41 The Waffen-SS was now added to the long list of those who had disappointed the Führer. Hitler ordered the officers of Sixth SS Panzer Army to be stripped of their decorations and their men to hand over their prized divisional armbands. Himmler was sent to the front to ensure that the orders were carried out, but even he bridled at this, telling Hitler, ‘I would have to drive to Lake Balaton to take the crosses off the dead. A German SS man cannot give more than his life to you, my Führer.’

42 Wagner’s early work Rienzi or, to give it its full title, Rienzi, the Last of the Tribunes, was a monumentally long ‘grand opera’. The original manuscript score remains missing and is reputed by musicologists to have been in Hitler’s possession at the end of the war. The work’s doomed hero is a charismatic revolutionary and idealist who overthrows the nobility in fourteenth-century Rome, only to suffer betrayal, and death by fire.
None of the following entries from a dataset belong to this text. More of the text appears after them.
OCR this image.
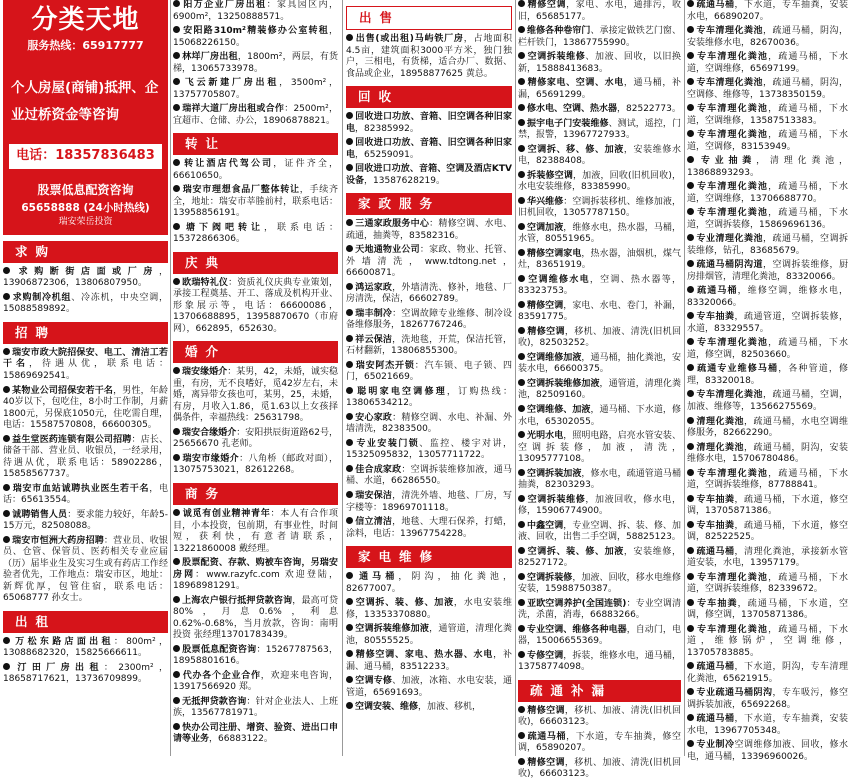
分类天地
服务热线：65917777
个人房屋(商铺)抵押、企业过桥资金等咨询
电话：18357836483
股票低息配资咨询
65658888 (24小时热线)
瑞安荣岳投资
求购
求购断街店面或厂房，13906872306，13806807950。
求购制冷机组、冷冻机，中央空调，15088589892。
招聘
瑞安市政大院招保安、电工、清洁工若干名，待遇从优，联系电话：15869692541。
某物业公司招保安若干名，男性，年龄40岁以下，包吃住，8小时工作制，月薪1800元，另保底1050元，住吃需自理，电话：15587570808，66600305。
益生堂医药连锁有限公司招聘：店长、储备干部、营业员、收银员，一经录用，待遇从优，联系电话：58902286，15858567737。
瑞安市血站诚聘执业医生若干名，电话：65613554。
诚聘销售人员：要求能力较好，年龄5-15万元，82508088。
瑞安市恒洲大药房招聘：营业员、收银员、仓管、保管员、医药相关专业应届（历）届毕业生及实习生或有药店工作经验者优先，工作地点：瑞安市区，地址：新辉优厚，包管住宿，联系电话：65068777 孙女士。
出租
万松东路店面出租：800m²，13088682320，15825666611。
汀田厂房出租：2300m²，18658717621，13736709899。
阳万企业厂房出租：家具园区内，6900m²，13250888571。
安阳路310m²精装修办公室转租，15068226150。
林垟厂房出租，1800m²，两层，有货梯，13065733978。
飞云新建厂房出租，3500m²，13757705807。
瑞祥大道厂房出租或合作：2500m²，宜超市、仓储、办公，18906878821。
转让
转让酒店代驾公司，证件齐全，66610650。
瑞安市理想食品厂整体转让，手续齐全，地址：瑞安市莘塍前村，联系电话：13958856191。
塘下阀吧转让，联系电话：15372866306。
庆典
欧瑞特礼仪：资质礼仪庆典专业策划，承接工程奠基、开工、落成及机构开业、形象展示等，电话：66600086，13706688895，13958870670（市府网），662895，652630。
婚介
瑞安缘婚介：某男，42，未婚，诚实稳重，有房，无不良嗜好，觅42岁左右，未婚，离异带女孩也可，某男，25，未婚，有房，月收入1.86，觅1.63以上女孩择偶条件，幸福热线：25631798。
瑞安合缘婚介：安阳拱辰街道路62号，25656670 孔老师。
瑞安市缘婚介：八角桥（邮政对面），13075753021，82612268。
商务
诚觅有创业精神青年：本人有合作项目，小本投资，包前期，有事业性，时间短，获利快，有意者请联系，13221860008 戴经理。
股票配资、存款、购被车咨询，另瑞安房网：www.razyfc.com 欢迎登陆，18968981291。
上海农户银行抵押贷款咨询，最高可贷80%，月息0.6%，利息0.62%-0.68%，当月放款，咨询：南明投资 张经理13701783439。
股票低息配资咨询：15267787563，18958801616。
代办各个企业合作，欢迎来电咨询，13917566920 郑。
无抵押贷款咨询：针对企业法人、上班族，13567781971。
快办公司注册、增资、验资、进出口申请等业务，66883122。
出售
出售(或出租)马屿铁厂房，占地面积4.5亩，建筑面积3000平方米，独门独户，三相电，有货梯，适合办厂、数据、食品或企业，18958877625 黄总。
回收
回收进口功放、音箱、旧空调各种旧家电，82385992。
回收进口功放、音箱、旧空调各种旧家电，65259091。
回收进口功放、音箱、空调及酒店KTV设备，13587628219。
家政服务
三通家政服务中心：精修空调、水电、疏通，抽粪等，83582316。
天地通物业公司：家政、物业、托管、外墙清洗，www.tdtong.net，66600871。
鸿运家政，外墙清洗、修补，地毯、厂房清洗，保洁，66602789。
瑞丰制冷：空调故障专业维修、制冷设备维修服务，18267767246。
祥云保洁，洗地毯，开荒，保洁托管，石材翻新，13806855300。
瑞安阿杰开锁：汽车锁、电子锁、四门，65021669。
聪明家电空调修理，订购热线：13806534212。
安心家政：精修空调、水电、补漏、外墙清洗，82383500。
专业安装门锁、监控、楼宇对讲，15325095832，13057711722。
佳合成家政：空调拆装维修加液，通马桶、水道，66286550。
瑞安保洁，清洗外墙、地毯、厂房，写字楼等：18969701118。
信立清洁，地毯、大理石保养，打蜡，涂料，电话：13967754228。
家电维修
通马桶，阴沟，抽化粪池，82677007。
空调拆、装、修、加液，水电安装维修，13353370880。
空调拆装维修加液，通管道，清理化粪池，80555525。
精修空调、家电、热水器、水电，补漏、通马桶，83512233。
空调专修、加液，冰箱、水电安装，通管道，65691693。
空调安装、维修，加液、移机，
精修空调，家电、水电，通排污，收旧，65685177。
维修各种卷帘门、承接定做铁艺门窗、栏杆铁门，13867755990。
空调拆装维修、加液、回收，以旧换新，15888413683。
精修家电、空调、水电，通马桶，补漏，65691299。
修水电、空调、热水器，82522773。
振宇电子门安装维修、测试，遥控，门禁，报警，13967727933。
空调拆、移、修、加液，安装维修水电，82388408。
拆装修空调，加液，回收(旧机回收)，水电安装维修，83385990。
华兴维修：空调拆装移机、维修加液，旧机回收，13057787150。
空调加液，维修水电，热水器，马桶，水管，80551965。
精修空调家电，热水器，油烟机，煤气灶，83651919。
空调维修水电，空调、热水器等，83323753。
精修空调，家电、水电、卷门，补漏，83591775。
精修空调，移机、加液、清洗(旧机回收)，82503252。
空调维修加液，通马桶，抽化粪池，安装水电，66600375。
空调拆装维修加液，通管道，清理化粪池，82509160。
空调维修、加液，通马桶、下水道，修水电，65302055。
光明水电，照明电路，启亮水管安装、空调拆装修，加液，清洗，13095777108。
空调拆装加液，修水电，疏通管道马桶抽粪，82303293。
空调拆装维修，加液回收，修水电，修，15906774900。
中鑫空调，专业空调、拆、装、修、加液、回收，出售二手空调，58825123。
空调拆、装、修、加液，安装维修，82527172。
空调拆装修，加液、回收，移水电维修安装，15988750387。
亚欧空调养护(全国连锁)：专业空调清洗，杀菌，消毒，66883266。
专业空调、维修各种电器，自动门，电器，15006655369。
专修空调，拆装，维修水电，通马桶，13758774098。
疏通补漏
精修空调，移机、加液、清洗(旧机回收)，66603123。
疏通马桶，下水道，专车抽粪，修空调，65890207。
精修空调，移机、加液、清洗(旧机回收)，66603123。
疏通马桶，下水道，专车抽粪，安装水电，66890207。
专车清理化粪池，疏通马桶，阴沟，安装维修水电，82670036。
专车清理化粪池，疏通马桶，下水道，空调维修，65697199。
专车清理化粪池，疏通马桶，阴沟，空调修、维修等，13738350159。
专车清理化粪池，疏通马桶，下水道，空调维修，13587513383。
专车清理化粪池，疏通马桶，下水道，空调修，83153949。
专业抽粪，清理化粪池，13868893293。
专车清理化粪池，疏通马桶，下水道，空调维修，13706688770。
专车清理化粪池，疏通马桶，下水道，空调拆装修，15869696136。
专业清理化粪池，疏通马桶，空调拆装维修，钻孔，83685679。
疏通马桶阴沟道，空调拆装维修，厨房排烟管，清理化粪池，83320066。
疏通马桶，维修空调，维修水电，83320066。
专车抽粪，疏通管道，空调拆装修，水道，83329557。
专车清理化粪池，疏通马桶，下水道，修空调，82503660。
疏通专业维修马桶，各种管道，修理，83320018。
专车清理化粪池，疏通马桶，空调，加液、维修等，13566275569。
清理化粪池，疏通马桶，水电空调维修服务，82662290。
清理化粪池，疏通马桶，阴沟，安装维修水电，15706780486。
专车清理化粪池，疏通马桶，下水道，空调拆装维修，87788841。
专车抽粪，疏通马桶，下水道，修空调，13705871386。
专车抽粪，疏通马桶，下水道，修空调，82522525。
疏通马桶，清理化粪池，承接新水管道安装，水电，13957179。
专车清理化粪池，疏通马桶，下水道，空调拆装维修，82339672。
专车抽粪，疏通马桶，下水道，空调，修空调，13705871386。
专车清理化粪池，疏通马桶，下水道，维修锅炉，空调维修，13705783885。
疏通马桶，下水道，阴沟，专车清理化粪池，65621915。
专业疏通马桶阴沟，专车吸污，修空调拆装加液，65692268。
疏通马桶，下水道，专车抽粪，安装水电，13967705348。
专业制冷空调维修加液、回收，修水电，通马桶，13396960026。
43 The German equivalent of the British Home Guard, established in September 1944 under the direct control of the Nazi Party. All males between the ages of sixteen and sixty who were not in the armed services but capable of bearing arms were liable for service. Although organized and trained on military lines, the political nature of its leadership and the severe shortage of arms severely limited its military effectiveness. At the end of January 1945, Hitler ordered that, whenever it was possible, Volkssturm units were to be combined with regular troops into mixed battle groups under a unified command.

44 A concentration camp in Mecklenburg, Ravensbruck was established in 1934 and used for the imprisonment of female political prisoners. Medical experiments on gas gangrene were carried out there on Polish women, and it was also the place of execution for Allied female secret agents

45 Hitler’s death was verified by Marshal Vasiliy Sokolovsky, Zhukov’s deputy, who compared the charred body with the Führer’s dental records.